7.1 Visualizing a single distribution
We can obtain a sense of the age distribution among the passengers by grouping all passengers into bins with comparable ages and then counting the number of passengers in each bin. This procedure results in a table such as Table 7.1.
|
|
|
We can visualize this table by drawing filled rectangles whose heights correspond to the counts and whose widths correspond to the width of the age bins (Figure 7.1). Such a visualization is called a histogram. (Note that all bins must have the same width for the visualization to be a valid histogram.)
Because histograms are generated by binning the data, their exact visual appearance depends on the choice of the bin width. Most visualization programs that generate histograms will choose a bin width by default, but chances are that bin width is not the most appropriate one for any histogram you may want to make. It is therefore critical to always try different bin widths to verify that the resulting histogram reflects the underlying data accurately. In general, if the bin width is too small, then the histogram becomes overly peaky and visually busy and the main trends in the data may be obscured.

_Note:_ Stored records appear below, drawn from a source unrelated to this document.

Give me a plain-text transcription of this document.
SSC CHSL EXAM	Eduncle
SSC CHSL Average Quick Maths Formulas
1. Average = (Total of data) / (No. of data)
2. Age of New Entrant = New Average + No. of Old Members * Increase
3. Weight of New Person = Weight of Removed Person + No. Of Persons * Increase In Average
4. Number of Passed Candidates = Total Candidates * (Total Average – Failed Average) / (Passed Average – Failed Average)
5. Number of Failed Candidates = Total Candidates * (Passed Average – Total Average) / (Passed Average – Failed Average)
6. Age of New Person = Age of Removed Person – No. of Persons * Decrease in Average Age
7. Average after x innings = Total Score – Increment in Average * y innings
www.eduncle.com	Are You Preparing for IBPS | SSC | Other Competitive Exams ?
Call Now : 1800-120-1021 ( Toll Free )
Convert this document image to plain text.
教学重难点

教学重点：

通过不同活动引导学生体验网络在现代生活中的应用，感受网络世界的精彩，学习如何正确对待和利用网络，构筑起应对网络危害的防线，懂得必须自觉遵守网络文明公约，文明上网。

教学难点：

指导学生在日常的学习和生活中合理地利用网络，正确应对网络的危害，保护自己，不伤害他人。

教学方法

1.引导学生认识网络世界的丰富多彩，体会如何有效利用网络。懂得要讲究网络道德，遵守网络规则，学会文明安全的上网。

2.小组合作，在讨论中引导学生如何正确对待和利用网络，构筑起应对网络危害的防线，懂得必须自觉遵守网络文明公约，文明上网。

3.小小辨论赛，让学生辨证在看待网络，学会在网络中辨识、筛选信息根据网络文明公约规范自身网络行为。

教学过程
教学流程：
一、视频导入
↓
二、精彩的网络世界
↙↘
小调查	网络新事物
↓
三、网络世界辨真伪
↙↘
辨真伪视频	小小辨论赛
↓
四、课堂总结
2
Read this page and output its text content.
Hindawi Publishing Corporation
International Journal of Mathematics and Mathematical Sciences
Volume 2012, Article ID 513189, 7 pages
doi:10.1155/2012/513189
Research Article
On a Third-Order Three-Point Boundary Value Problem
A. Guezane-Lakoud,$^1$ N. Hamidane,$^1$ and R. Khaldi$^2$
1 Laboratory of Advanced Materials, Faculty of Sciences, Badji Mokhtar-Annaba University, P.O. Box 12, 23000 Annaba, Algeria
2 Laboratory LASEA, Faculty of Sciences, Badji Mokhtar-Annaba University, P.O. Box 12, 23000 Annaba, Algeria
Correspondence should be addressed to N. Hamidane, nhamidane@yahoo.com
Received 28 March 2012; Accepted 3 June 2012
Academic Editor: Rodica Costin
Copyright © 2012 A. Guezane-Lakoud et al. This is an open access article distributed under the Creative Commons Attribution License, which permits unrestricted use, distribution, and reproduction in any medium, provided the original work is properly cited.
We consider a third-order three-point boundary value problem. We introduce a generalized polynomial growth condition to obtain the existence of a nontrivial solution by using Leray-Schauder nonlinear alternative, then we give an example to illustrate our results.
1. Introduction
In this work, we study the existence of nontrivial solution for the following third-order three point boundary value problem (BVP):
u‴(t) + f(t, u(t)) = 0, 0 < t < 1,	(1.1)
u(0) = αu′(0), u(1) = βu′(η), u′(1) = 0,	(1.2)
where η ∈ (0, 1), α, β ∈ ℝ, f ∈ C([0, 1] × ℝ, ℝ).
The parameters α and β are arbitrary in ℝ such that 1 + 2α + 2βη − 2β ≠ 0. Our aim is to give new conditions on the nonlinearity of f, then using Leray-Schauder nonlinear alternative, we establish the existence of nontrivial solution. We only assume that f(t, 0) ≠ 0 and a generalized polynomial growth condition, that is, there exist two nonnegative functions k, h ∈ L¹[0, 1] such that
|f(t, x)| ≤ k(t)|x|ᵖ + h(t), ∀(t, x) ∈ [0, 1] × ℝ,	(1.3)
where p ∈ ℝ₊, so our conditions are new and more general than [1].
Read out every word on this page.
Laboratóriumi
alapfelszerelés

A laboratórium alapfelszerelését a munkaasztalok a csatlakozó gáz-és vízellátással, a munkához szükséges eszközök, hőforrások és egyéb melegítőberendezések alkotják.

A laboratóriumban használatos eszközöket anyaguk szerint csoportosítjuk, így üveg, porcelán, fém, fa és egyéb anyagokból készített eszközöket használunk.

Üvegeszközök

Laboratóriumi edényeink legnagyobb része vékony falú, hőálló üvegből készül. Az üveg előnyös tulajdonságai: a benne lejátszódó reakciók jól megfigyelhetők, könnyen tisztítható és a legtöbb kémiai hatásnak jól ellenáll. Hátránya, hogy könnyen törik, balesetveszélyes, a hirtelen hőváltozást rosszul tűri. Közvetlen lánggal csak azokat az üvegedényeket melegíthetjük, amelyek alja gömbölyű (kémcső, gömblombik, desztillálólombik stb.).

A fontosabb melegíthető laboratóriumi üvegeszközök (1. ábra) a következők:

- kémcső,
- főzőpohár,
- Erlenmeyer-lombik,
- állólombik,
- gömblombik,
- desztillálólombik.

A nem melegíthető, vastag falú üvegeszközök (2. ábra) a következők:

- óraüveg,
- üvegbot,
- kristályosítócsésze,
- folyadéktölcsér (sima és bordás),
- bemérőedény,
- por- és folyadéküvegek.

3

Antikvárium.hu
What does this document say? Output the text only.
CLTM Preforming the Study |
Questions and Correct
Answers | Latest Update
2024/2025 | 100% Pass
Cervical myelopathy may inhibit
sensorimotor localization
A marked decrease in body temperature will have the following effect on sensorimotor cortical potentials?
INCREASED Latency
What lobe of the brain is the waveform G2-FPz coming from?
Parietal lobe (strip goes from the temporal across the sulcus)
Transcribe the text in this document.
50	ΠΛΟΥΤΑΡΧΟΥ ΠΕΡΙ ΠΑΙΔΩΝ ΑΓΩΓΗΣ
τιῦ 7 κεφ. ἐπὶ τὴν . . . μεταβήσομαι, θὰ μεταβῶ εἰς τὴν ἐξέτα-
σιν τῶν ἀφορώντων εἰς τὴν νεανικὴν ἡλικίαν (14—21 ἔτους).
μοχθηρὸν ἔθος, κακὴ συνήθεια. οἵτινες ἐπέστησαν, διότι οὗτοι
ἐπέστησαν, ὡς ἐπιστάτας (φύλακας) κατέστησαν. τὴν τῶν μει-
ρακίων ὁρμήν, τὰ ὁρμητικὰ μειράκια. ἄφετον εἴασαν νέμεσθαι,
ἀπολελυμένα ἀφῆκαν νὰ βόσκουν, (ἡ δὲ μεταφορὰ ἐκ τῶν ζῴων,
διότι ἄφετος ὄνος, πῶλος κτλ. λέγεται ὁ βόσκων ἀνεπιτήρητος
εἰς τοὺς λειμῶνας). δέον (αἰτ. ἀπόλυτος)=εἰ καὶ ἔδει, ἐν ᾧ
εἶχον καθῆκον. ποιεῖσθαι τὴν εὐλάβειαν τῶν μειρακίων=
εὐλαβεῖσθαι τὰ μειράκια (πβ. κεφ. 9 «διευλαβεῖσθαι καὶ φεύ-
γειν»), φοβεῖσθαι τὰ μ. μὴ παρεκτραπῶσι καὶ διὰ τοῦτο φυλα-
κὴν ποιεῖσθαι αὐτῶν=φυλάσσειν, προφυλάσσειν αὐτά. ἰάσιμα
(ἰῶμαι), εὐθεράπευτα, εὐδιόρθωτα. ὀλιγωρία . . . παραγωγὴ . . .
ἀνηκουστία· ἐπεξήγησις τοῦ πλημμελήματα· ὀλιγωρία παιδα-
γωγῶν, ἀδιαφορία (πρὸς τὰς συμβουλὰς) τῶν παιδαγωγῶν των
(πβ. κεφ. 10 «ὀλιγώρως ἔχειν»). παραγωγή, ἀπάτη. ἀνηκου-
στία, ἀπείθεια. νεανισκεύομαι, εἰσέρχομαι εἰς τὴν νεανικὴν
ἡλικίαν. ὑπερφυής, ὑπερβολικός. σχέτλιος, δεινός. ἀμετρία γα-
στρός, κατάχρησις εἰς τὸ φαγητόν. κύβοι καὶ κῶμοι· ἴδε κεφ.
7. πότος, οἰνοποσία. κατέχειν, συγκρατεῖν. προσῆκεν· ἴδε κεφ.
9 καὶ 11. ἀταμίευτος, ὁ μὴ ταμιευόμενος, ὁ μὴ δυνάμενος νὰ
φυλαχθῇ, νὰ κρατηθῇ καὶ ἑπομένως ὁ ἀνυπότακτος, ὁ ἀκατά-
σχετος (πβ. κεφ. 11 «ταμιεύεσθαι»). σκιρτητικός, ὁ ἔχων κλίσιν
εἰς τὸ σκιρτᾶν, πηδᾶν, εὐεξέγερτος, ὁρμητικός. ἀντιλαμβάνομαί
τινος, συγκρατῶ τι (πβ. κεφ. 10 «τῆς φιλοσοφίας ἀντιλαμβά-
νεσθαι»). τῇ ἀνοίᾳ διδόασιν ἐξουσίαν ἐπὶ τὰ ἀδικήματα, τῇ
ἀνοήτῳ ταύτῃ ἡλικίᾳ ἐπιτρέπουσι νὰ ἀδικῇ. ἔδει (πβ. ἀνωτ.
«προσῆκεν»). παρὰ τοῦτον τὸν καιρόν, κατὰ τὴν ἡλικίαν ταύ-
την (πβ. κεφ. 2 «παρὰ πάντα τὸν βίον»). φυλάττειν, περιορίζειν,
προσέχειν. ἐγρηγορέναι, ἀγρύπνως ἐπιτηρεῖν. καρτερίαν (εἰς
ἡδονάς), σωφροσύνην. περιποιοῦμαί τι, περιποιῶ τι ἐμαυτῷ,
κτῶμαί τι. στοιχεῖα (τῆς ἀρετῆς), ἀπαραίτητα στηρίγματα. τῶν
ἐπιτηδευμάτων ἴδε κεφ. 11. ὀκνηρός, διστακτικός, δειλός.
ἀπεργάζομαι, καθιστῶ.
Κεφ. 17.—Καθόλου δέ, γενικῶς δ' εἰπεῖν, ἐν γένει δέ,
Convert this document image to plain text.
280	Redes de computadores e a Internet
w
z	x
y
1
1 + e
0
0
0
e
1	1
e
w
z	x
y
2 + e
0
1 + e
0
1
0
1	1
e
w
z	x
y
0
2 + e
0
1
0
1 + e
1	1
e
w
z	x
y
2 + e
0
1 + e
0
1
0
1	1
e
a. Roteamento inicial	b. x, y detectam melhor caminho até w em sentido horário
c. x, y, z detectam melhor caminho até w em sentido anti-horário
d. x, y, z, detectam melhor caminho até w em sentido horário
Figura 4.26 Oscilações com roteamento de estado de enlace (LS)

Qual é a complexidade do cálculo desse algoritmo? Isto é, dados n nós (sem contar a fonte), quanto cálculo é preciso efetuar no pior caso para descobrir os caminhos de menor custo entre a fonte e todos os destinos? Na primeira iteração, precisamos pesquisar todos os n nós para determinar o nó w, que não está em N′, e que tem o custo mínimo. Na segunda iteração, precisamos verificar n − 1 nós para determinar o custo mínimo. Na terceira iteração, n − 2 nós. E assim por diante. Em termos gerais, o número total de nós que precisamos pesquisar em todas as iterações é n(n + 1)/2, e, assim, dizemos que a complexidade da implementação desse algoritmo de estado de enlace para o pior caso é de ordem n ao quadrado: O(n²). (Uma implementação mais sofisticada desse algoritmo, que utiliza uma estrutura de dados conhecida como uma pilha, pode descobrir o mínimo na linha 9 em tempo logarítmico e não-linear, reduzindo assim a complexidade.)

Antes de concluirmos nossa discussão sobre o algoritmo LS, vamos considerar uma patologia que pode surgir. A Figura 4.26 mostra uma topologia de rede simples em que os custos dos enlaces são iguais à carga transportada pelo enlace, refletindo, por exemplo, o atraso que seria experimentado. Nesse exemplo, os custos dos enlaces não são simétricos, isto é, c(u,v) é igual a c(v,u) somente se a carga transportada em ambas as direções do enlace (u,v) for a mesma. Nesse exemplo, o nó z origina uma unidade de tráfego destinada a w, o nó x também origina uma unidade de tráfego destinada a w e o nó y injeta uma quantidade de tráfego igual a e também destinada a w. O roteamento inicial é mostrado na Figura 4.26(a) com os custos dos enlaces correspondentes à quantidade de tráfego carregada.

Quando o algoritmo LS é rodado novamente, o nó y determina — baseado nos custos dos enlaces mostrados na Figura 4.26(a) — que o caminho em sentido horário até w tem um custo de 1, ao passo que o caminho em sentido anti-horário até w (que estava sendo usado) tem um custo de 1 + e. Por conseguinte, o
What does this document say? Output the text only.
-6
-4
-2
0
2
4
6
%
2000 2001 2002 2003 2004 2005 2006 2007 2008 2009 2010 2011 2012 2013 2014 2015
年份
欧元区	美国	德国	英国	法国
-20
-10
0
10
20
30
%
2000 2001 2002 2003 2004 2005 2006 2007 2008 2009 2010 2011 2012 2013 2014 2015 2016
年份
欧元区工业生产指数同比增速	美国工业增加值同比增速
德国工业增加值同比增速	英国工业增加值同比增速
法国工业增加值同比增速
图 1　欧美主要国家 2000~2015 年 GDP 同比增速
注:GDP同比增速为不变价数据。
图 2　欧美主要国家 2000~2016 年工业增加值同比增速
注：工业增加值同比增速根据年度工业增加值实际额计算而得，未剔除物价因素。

On the other hand, if the bin width is too large, then smaller features in the distribution of the data, such as the dip around age 10, may disappear.
For the age distribution of Titanic passengers, we can see that a bin width of one year is too small and a bin width of fifteen years is too large, whereas bin widths between three to five years work fine (Figure 7.2).
When making a histogram, always explore multiple bin widths.
Histograms have been a popular visualization option since at least the 18th century, in part because they are easily generated by hand. More recently, as extensive computing power has become available in everyday devices such as laptops and cell phones, we see them increasingly being replaced by density plots. In a density plot, we attempt to visualize the underlying probability distribution of the data by drawing an appropriate continuous curve (Figure 7.3). This curve needs to be estimated from the data, and the most commonly used method for this estimation procedure is called kernel density estimation. In kernel density estimation, we draw a continuous curve (the kernel) with a small width (controlled by a parameter called bandwidth) at the location of each data point, and then we add up all these curves to obtain the final density estimate. The most widely used kernel is a Gaussian kernel (i.e., a Gaussian bell curve), but there are many other choices.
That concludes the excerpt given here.